Hayal dünyasının sona ermesi herkesin başına gelebilecek en
iyi şeydir. Bu, yanlış olan bir şeyin çözülmüş ve onun
ardındaki gerçeğin artık keşfedilebilir hale geldiği anlamına
gelmektedir. Gerçek her zaman şifa vericidir. Acı verici
olanlar yalnızca yanılsamalardır. Dolayısıyla mutlu olun,
hatta gurur duyun, çünkü hayallerinizi yıkıp yerlerine gücü ve
bilgeliği koyabilecek cesareti gösterdiniz. Acılarımız ve
sıkıntılarımız Altın Buda’nın zırhını yontmak gibidir. Zırh
düşecek, altın ortaya çıkacaktır. Değersiz imajlar dağılacak,
hazine açığa çıkacaktır. Bu, örtmenin sonu, aydınlanmanınsa
başlangıcıdır. Böyle bir doğumda sevinç duymaya hakkımız
çoktur.
Huzur
Bir kez uyanmaya başladığınızda, bir daha
asla yeniden uykuya dalamazsınız. Belki bir iki kısa şekerleme
yapılabilir ama dağcı bir kez zirveyi gördükten sonra onu
hiçbirşey doruğa ulaşmaktan alıkoyamaz. Artık geri dönmek için
çok fazla ilerideyiz. Fantezilerimizin pekçoğunu ve gereksiz
isteklerimizi sona erdirdik. Sığ rüyalarımız yüzünden
takıldık, boş umutlara ve heyecanlara kapıldık, yoldan
çıkarıldık ama bu koku artık eskisi gibi başımızı döndürmüyor.

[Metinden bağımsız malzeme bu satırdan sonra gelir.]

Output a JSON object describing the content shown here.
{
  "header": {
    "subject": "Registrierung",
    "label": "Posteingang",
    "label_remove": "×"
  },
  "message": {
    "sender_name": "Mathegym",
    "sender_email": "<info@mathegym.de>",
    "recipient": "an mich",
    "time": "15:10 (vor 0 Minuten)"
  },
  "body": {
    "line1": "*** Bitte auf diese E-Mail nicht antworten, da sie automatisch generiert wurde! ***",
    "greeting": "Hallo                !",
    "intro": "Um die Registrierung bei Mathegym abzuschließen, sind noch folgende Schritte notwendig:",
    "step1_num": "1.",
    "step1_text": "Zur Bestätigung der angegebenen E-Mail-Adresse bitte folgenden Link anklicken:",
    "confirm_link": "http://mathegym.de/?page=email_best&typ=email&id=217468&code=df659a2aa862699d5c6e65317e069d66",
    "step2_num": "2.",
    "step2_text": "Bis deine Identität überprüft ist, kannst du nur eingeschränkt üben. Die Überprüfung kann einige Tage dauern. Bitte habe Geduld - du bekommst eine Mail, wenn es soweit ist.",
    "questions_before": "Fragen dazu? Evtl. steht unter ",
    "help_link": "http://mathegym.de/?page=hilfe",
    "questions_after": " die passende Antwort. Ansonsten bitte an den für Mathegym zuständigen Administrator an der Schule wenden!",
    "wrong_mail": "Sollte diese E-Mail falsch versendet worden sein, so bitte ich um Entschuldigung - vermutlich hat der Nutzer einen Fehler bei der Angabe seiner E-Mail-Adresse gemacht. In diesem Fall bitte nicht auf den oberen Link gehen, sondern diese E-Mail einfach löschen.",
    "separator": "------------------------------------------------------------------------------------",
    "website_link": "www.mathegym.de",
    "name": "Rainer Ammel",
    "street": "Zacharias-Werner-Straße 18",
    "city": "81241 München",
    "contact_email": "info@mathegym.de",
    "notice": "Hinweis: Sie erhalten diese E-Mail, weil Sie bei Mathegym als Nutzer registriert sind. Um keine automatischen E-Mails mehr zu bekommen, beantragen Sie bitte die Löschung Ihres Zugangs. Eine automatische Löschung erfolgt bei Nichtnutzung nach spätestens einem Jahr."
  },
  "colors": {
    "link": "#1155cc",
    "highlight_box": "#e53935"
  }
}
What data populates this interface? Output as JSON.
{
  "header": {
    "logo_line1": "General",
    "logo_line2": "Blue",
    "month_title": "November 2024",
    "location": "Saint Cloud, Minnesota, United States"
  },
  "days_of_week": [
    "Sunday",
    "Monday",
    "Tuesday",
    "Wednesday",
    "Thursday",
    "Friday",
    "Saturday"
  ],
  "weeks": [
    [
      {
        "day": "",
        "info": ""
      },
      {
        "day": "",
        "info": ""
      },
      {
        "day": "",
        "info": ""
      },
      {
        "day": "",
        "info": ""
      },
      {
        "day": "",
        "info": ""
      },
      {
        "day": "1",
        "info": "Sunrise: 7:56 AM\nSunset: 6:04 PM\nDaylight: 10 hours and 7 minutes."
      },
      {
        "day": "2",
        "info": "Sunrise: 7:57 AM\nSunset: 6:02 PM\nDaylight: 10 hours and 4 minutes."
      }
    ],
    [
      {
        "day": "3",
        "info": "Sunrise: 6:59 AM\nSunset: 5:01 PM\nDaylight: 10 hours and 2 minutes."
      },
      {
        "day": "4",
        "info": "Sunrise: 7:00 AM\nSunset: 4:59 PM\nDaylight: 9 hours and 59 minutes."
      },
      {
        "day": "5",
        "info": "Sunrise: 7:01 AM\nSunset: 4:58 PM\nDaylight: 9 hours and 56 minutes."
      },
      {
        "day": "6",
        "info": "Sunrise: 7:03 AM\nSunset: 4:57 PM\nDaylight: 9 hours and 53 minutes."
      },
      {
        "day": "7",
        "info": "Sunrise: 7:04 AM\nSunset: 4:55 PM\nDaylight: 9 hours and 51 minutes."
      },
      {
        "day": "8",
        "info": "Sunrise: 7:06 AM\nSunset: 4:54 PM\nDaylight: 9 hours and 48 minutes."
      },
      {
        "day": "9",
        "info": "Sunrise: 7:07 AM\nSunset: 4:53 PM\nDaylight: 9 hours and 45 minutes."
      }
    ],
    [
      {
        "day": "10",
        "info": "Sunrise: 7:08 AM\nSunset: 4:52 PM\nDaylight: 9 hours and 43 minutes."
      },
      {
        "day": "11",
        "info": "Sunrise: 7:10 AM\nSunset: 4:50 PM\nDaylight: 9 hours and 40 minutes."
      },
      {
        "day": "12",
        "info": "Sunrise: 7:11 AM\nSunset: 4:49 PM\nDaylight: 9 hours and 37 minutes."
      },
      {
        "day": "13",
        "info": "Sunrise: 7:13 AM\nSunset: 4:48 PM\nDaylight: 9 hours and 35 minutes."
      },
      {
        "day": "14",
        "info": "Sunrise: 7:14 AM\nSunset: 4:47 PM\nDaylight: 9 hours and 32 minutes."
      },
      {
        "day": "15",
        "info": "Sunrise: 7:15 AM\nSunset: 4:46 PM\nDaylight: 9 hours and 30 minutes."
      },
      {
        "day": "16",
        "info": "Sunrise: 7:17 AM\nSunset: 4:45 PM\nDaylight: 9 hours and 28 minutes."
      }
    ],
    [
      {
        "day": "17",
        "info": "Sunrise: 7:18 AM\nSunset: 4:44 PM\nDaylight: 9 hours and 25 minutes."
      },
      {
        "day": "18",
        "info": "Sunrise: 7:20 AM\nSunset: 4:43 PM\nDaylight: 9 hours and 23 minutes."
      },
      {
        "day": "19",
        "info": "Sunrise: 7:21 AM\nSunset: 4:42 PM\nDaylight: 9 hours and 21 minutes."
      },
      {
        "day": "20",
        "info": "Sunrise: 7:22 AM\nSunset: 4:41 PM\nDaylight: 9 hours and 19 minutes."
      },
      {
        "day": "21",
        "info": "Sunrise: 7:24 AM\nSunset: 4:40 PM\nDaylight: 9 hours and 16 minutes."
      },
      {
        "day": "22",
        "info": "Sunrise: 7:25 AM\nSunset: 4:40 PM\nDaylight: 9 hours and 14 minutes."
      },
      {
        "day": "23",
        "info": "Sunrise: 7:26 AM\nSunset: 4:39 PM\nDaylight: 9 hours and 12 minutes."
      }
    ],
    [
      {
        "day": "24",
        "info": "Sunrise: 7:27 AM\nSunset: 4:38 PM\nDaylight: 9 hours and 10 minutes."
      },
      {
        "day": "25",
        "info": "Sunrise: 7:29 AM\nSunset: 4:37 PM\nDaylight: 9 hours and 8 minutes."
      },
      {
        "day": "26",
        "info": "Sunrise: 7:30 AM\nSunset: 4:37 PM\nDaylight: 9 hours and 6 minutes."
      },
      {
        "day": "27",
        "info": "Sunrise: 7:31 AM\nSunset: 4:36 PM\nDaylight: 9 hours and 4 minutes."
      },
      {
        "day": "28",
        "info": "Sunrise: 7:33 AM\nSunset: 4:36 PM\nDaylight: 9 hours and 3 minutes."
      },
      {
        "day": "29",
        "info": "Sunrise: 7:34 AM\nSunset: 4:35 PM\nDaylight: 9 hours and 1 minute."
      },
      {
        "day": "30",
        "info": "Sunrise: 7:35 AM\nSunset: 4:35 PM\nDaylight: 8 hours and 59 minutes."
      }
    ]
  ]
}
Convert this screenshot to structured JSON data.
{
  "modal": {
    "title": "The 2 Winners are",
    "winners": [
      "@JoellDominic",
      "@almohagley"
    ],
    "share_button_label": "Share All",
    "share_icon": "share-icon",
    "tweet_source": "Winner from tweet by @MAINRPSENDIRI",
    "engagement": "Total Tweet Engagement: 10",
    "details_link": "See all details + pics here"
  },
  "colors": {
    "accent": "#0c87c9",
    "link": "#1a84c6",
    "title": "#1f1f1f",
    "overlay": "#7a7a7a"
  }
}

Artık ünlülerden bile daha çok huzura ihtiyacımız var.
Kendiniz gibi olmaya çalışmak demek,
zayıflık yerine güçlülük ruhu içinde yaşamak demektir,
savunmaları sürdürmek için gürültü koparmak yerine huzuru
sürdürmek, korkunun kabusu yerine sevgi gerçekliğini istemek
demektir, ki bunları yapıyoruz. Artık bize ait olmayan
hayaller için yaşamanın yükünden kurtulma zamanımız geldi.
Zırh giymek korunmak içindir, genişlemek için değil. Dünya üzerinde, erkek ve kadınların
özgürlük istemek için adım attıkları bir çağda yaşıyoruz.
İnkar edilemeyecek, bastırılamayacak ya da tersine
döndürülemeyecek büyük bir uyanış dalgası var. Genişlemeye
yönelenler, kendilerinden çok daha büyük bir Güç tarafından
yetkilendirilmiş ve yükseltilmişlerdir. Buna direnenler ya da
ters çıkanlar ise daha derin bir savaşın içine
yuvarlanmaktadırlar. Sevgi ve korku arasında seçim yapmamız ve
birinin gerçeğini, diğerininse gereksizliğini farketmemiz
gerekir.
Arayanlara huzur
gelmelidir. İsteyenlere güç verilmelidir. Kollarını almak için
açmış herkese sevgi şifa getirmelidir. Uyanma vakti gelmiştir.